Generally speaking, ​“you’d need about 2 joules of energy to make 1 joule of jet fuel from CO₂. That’s an upside-down kind of process,” she said. ​“And so to have this be ​‘sustainable’ aviation fuel, their biggest challenge is going to be getting renewable power, and a lot of it.”

A better catalyst is key 

For its part, Lydian claims it can reduce cost and supply constraints by developing a more efficient fuel-making process.

The core of Lydian’s technology is an electrothermal reactor that converts electricity into heat and can reach temperatures in excess of 1,000 degrees Celsius (1,832 degrees Fahrenheit). In the first step, hydrogen and CO₂ flow over a structured catalyst inside the super-hot reactor. The ensuing reaction produces a mixture of hydrogen and carbon monoxide known as ​“syngas.” In the second step, Lydian deploys a multi-stage reaction called the Fischer-Tropsch process to convert the gas into liquid, which is then refined into a jet fuel that’s chemically identical to one made from petroleum.

The key difference between Lydian and its competitors lies primarily in that first step. The startup claims its catalyst and proprietary materials can convert almost all of the incoming CO₂ into carbon monoxide, giving the system a ​“single-pass conversion” rate of above 80 percent — an unusually high rate, and one that hasn’t yet been independently verified. Making more CO in one go means the company can expend less energy and hydrogen overall to make the syngas.

“It enables us to get really high throughput in a really small footprint,” said Zugic.

While Lydian works to refine its core technology, it’s also eyeing a slew of federal incentives that could help improve its business case as the company seeks to scale up.

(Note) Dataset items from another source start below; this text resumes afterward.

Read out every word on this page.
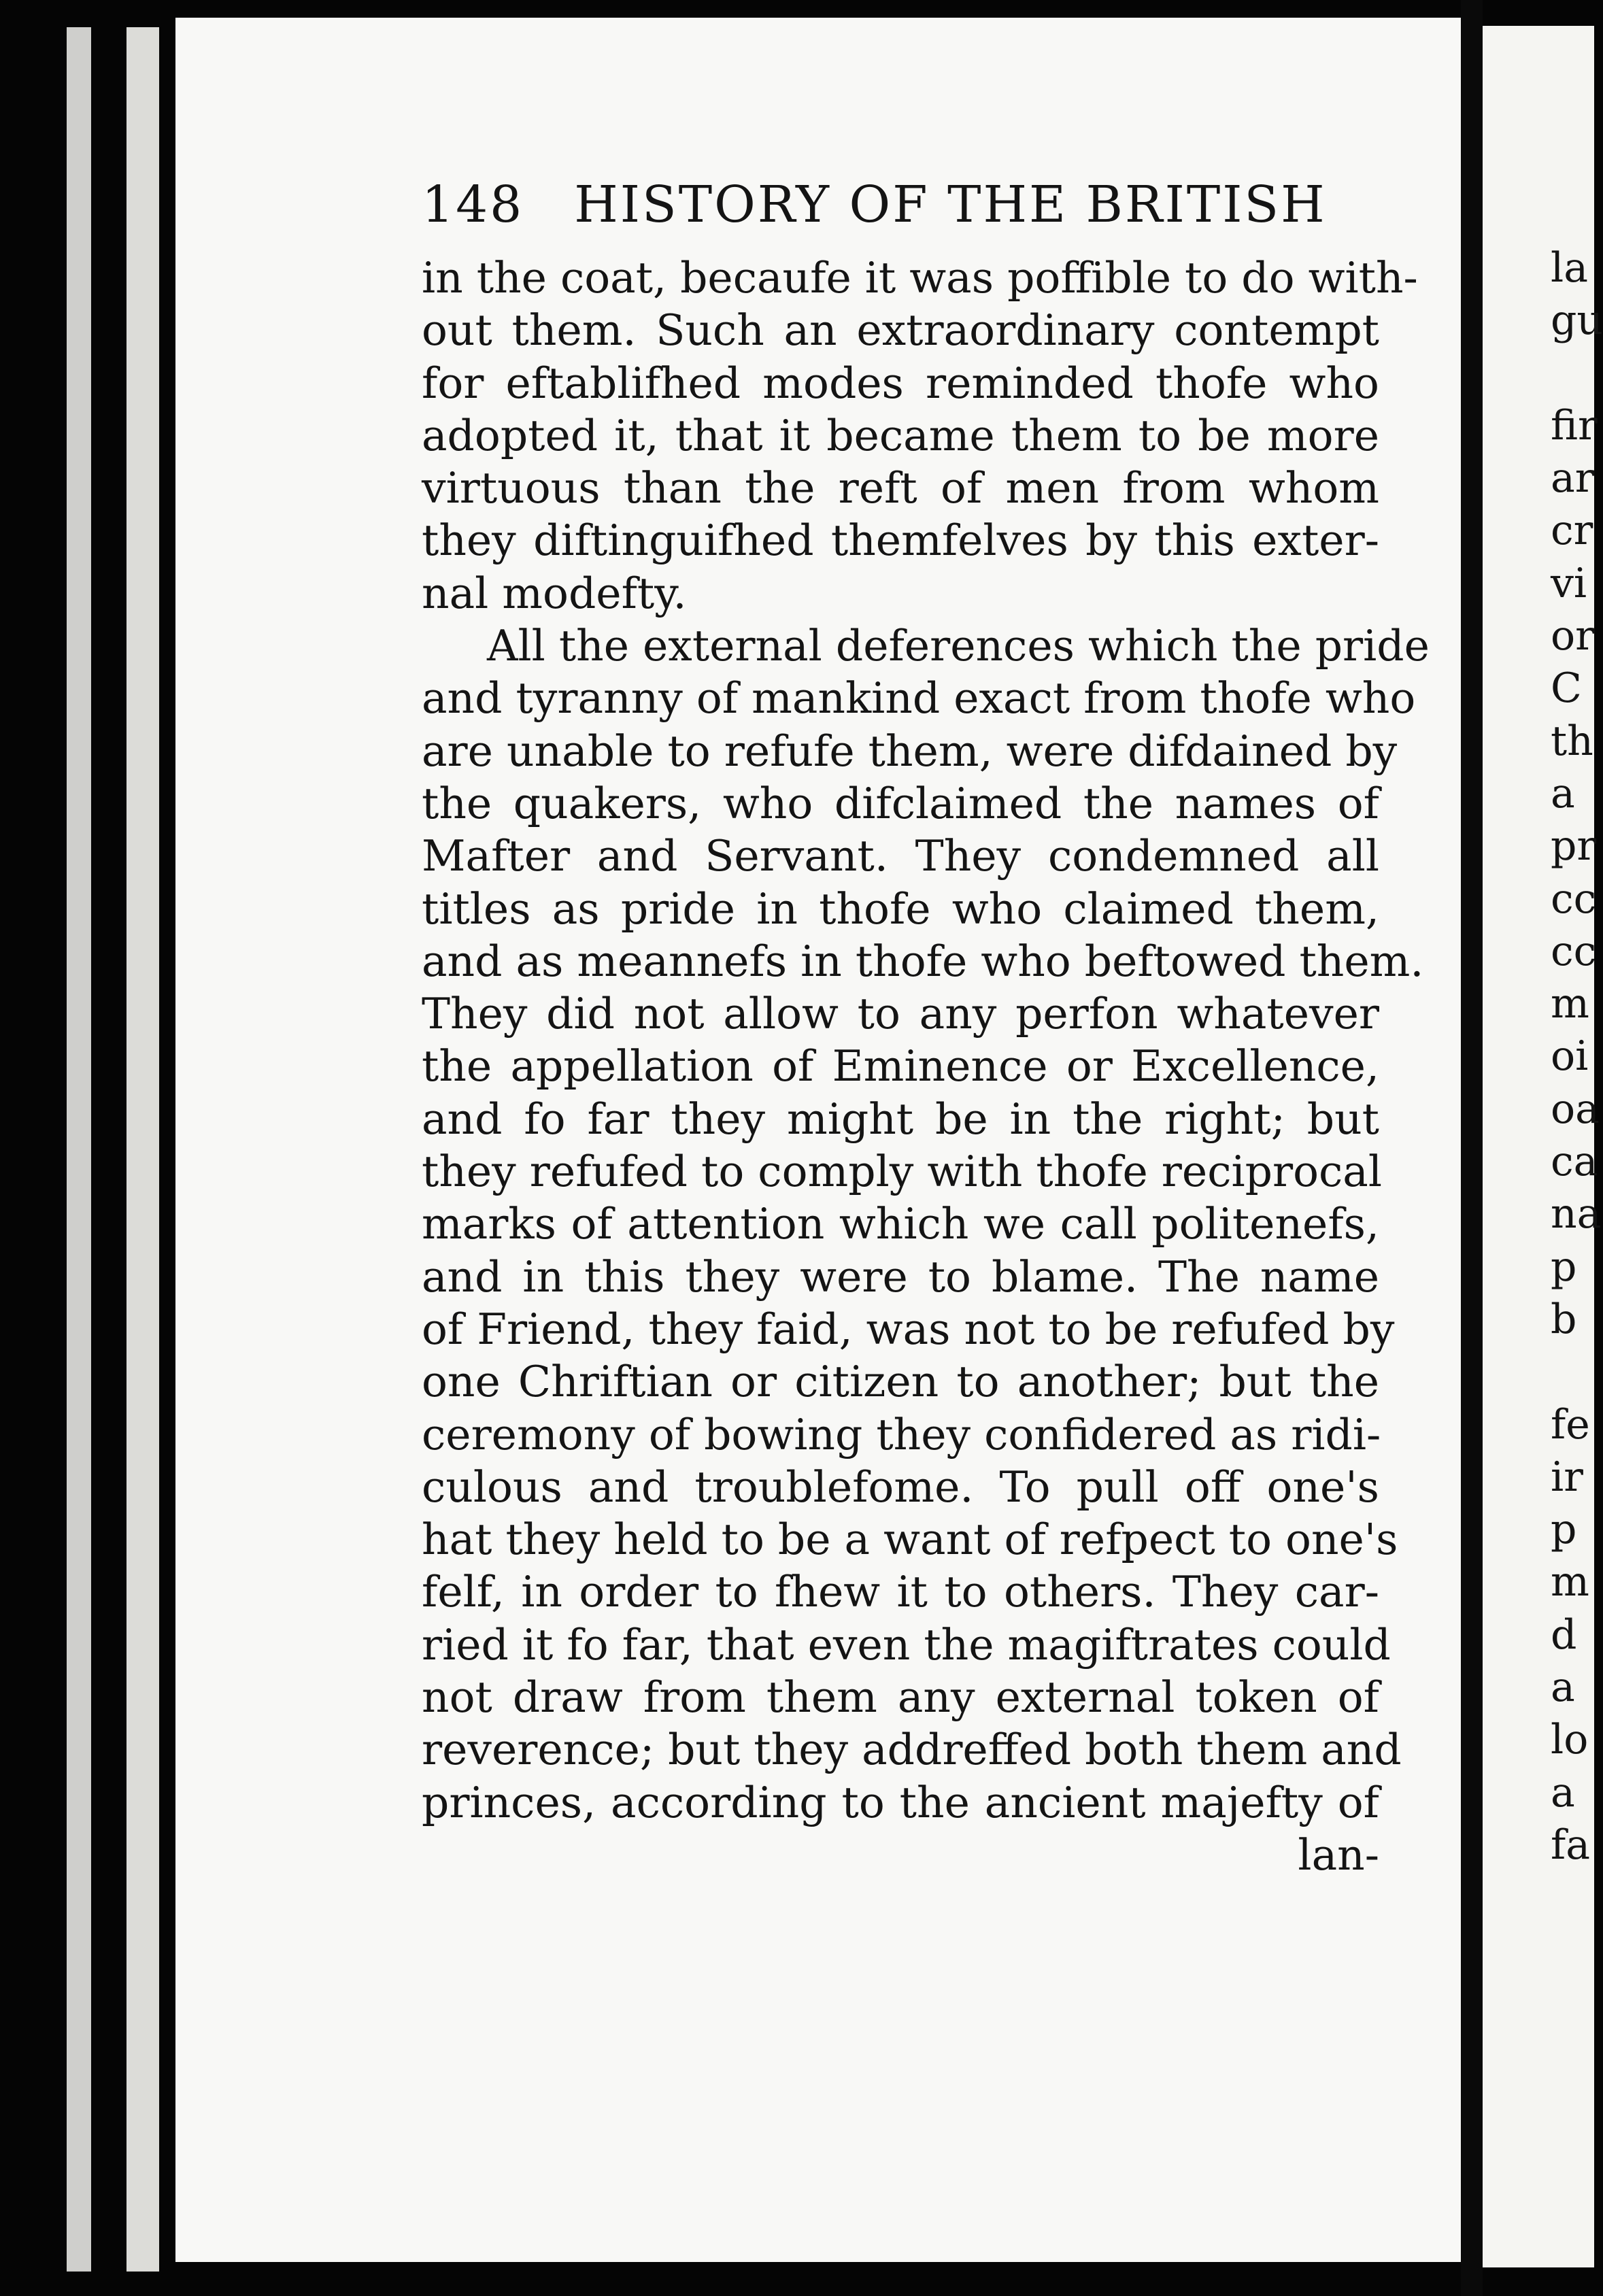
148 HISTORY OF THE BRITISH
in the coat, becaufe it was poffible to do with-
out them. Such an extraordinary contempt
for eftablifhed modes reminded thofe who
adopted it, that it became them to be more
virtuous than the reft of men from whom
they diftinguifhed themfelves by this exter-
nal modefty.
All the external deferences which the pride
and tyranny of mankind exact from thofe who
are unable to refufe them, were difdained by
the quakers, who difclaimed the names of
Mafter and Servant. They condemned all
titles as pride in thofe who claimed them,
and as meannefs in thofe who beftowed them.
They did not allow to any perfon whatever
the appellation of Eminence or Excellence,
and fo far they might be in the right; but
they refufed to comply with thofe reciprocal
marks of attention which we call politenefs,
and in this they were to blame. The name
of Friend, they faid, was not to be refufed by
one Chriftian or citizen to another; but the
ceremony of bowing they confidered as ridi-
culous and troublefome. To pull off one's
hat they held to be a want of refpect to one's
felf, in order to fhew it to others. They car-
ried it fo far, that even the magiftrates could
not draw from them any external token of
reverence; but they addreffed both them and
princes, according to the ancient majefty of
lan-
la
gu
fir
ar
cr
vi
or
C
th
a
pr
cc
cc
m
oi
oa
ca
na
p
b
fe
ir
p
m
d
a
lo
a
fa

Under the Inflation Reduction Act, fuel producers can receive tax credits worth up to $1.75 per gallon of sustainable aviation fuel. The 2022 climate law includes nearly $300 million in research-and-development grants to initiatives that make, transport, blend or store jet-fuel alternatives. IRA’s Section 45V hydrogen production tax credit also offers $3 per kilogram of hydrogen produced, which could potentially lower the cost of a key input for power-to-liquid producers.

Lydian might eventually expand its customer base to include the roughly $560 billion global petrochemical industry, which produces plastics, fertilizers and countless other chemicals. For now, the startup is just beginning its journey from laboratory to real-world operations. Opening its first pilot plant next year will be a critical step to proving its technology works — and to gathering more of the data that researchers need to understand if and how power-to-liquids can ultimately deliver carbon-free flying to the world.

“It’s a very popular thing to be studying right now, but it’s really far out, in terms of making it real,” PNNL’s Fuller said. When it comes to betting on alternative jet fuels, she added, ​“Don’t put all your eggs in that [power-to-liquid] basket right now.”